Говорит, уйди лучше, а то полосну по пальцам и в глаза брызну.
— Ты и ушла?
— Не ушла бы, да она полоснула. Горсть крови набрала и стоит, улыбается: «Хочешь со мной?» Я заревела, на площадку выскочила, вниз побежала. А она кричит из дверей: «Счас догоню!» и хохочет.
Я представила, как разряженная Катюха на огромных каблучищах скатывается по крутой лестнице, а моя Долька свистит сверху и улюлюкает: «Ату ее!», и чуть не фыркнула в трубку, но сдержалась.
Жутко это было, а не смешно.
— Когда это случилось?
— Во вторник. Может, она уже умерла там? — Катюха снова завсхлипывала.
— Погоди ты! У нас договор — когда умирать будет, я ее за руки подержу, чтоб ей не так страшно было. Долька договоры соблюдает, раз меня нет — не умрет, дождется.
— Может, тебе лучше тогда совсем не приезжать? — съязвила Кэт.
— А вот это фиг. Я все равно завтра в Москву собиралась, отпуск на работе оформила.
— Значит, зря я на тебя наехала?
— Ничего и не зря. Об одном жалею — надо было пораньше и танком. …Бедный папа! Не видать тебе Рембрандта…

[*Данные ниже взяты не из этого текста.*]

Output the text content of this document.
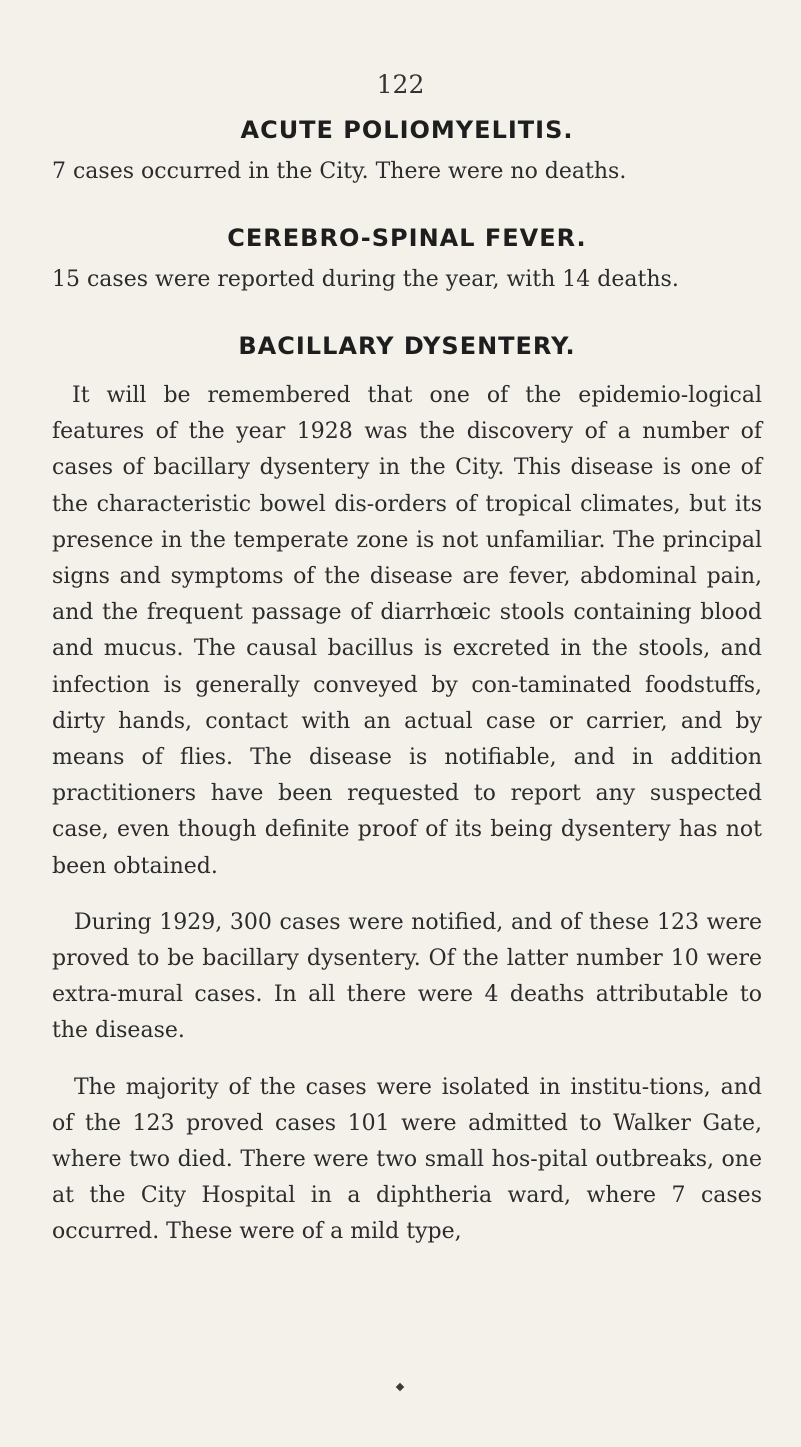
122
ACUTE POLIOMYELITIS.

7 cases occurred in the City. There were no deaths.

CEREBRO-SPINAL FEVER.

15 cases were reported during the year, with 14 deaths.

BACILLARY DYSENTERY.

It will be remembered that one of the epidemio-logical features of the year 1928 was the discovery of a number of cases of bacillary dysentery in the City. This disease is one of the characteristic bowel dis-orders of tropical climates, but its presence in the temperate zone is not unfamiliar. The principal signs and symptoms of the disease are fever, abdominal pain, and the frequent passage of diarrhœic stools containing blood and mucus. The causal bacillus is excreted in the stools, and infection is generally conveyed by con-taminated foodstuffs, dirty hands, contact with an actual case or carrier, and by means of flies. The disease is notifiable, and in addition practitioners have been requested to report any suspected case, even though definite proof of its being dysentery has not been obtained.

During 1929, 300 cases were notified, and of these 123 were proved to be bacillary dysentery. Of the latter number 10 were extra-mural cases. In all there were 4 deaths attributable to the disease.

The majority of the cases were isolated in institu-tions, and of the 123 proved cases 101 were admitted to Walker Gate, where two died. There were two small hos-pital outbreaks, one at the City Hospital in a diphtheria ward, where 7 cases occurred. These were of a mild type,
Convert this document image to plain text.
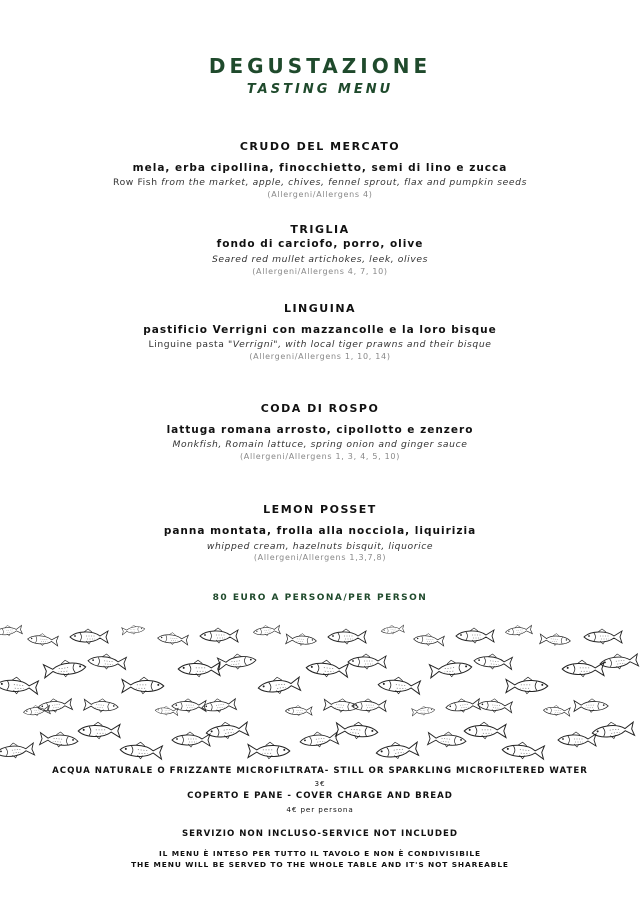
DEGUSTAZIONE
TASTING MENU
CRUDO DEL MERCATO
mela, erba cipollina, finocchietto, semi di lino e zucca
Row Fish from the market, apple, chives, fennel sprout, flax and pumpkin seeds
(Allergeni/Allergens 4)
TRIGLIA
fondo di carciofo, porro, olive
Seared red mullet artichokes, leek, olives
(Allergeni/Allergens 4, 7, 10)
LINGUINA
pastificio Verrigni con mazzancolle e la loro bisque
Linguine pasta "Verrigni", with local tiger prawns and their bisque
(Allergeni/Allergens 1, 10, 14)
CODA DI ROSPO
lattuga romana arrosto, cipollotto e zenzero
Monkfish, Romain lattuce, spring onion and ginger sauce
(Allergeni/Allergens 1, 3, 4, 5, 10)
LEMON POSSET
panna montata, frolla alla nocciola, liquirizia
whipped cream, hazelnuts bisquit, liquorice
(Allergeni/Allergens 1,3,7,8)
80 EURO A PERSONA/PER PERSON
ACQUA NATURALE O FRIZZANTE MICROFILTRATA- STILL OR SPARKLING MICROFILTERED WATER
3€
COPERTO E PANE - COVER CHARGE AND BREAD
4€ per persona
SERVIZIO NON INCLUSO-SERVICE NOT INCLUDED
IL MENU È INTESO PER TUTTO IL TAVOLO E NON È CONDIVISIBILE
THE MENU WILL BE SERVED TO THE WHOLE TABLE AND IT'S NOT SHAREABLE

Чему ж я не сокол? Летала б бесплатно.
Снова Москва, грязная, шумная. Кто бы знал, как я ненавижу эту тварь! Она мне представляется монстром, вампиром, присосавшемся к ни в чем не повинной и ничего не ведающей, по-детски наивной России. Москва проталкивает жадные щупальца дальше и глубже в податливое тело страны. В каждой, самой крохотной домушке торчит на почетном месте голодный отросточек: обаятельный, открытый, зубастый, сосущий роток — телевизор. Он льет и льет в души сладкий дурман изощренной бредятины, отупляет, отучает наблюдать и думать, манит надежностью определенности и ложной любовью, сочиняет нам жизнь, а взамен вытягивает энергию, силу и свободу. Острые, упрямые корешки полуправды легко вспарывают дряблую кожицу старинных верований и обычаев. Чудесное, настоящее и стоящее уходят рука об руку в прошлое. По сонным улицам селений тупо бродит несуществующее, но агрессивное и наглое Придуманное. Москва разбухает, жиреет и чтит себя благодетельницей.
А еще я ненавижу этот город за то, что здесь обижают мою Дольку.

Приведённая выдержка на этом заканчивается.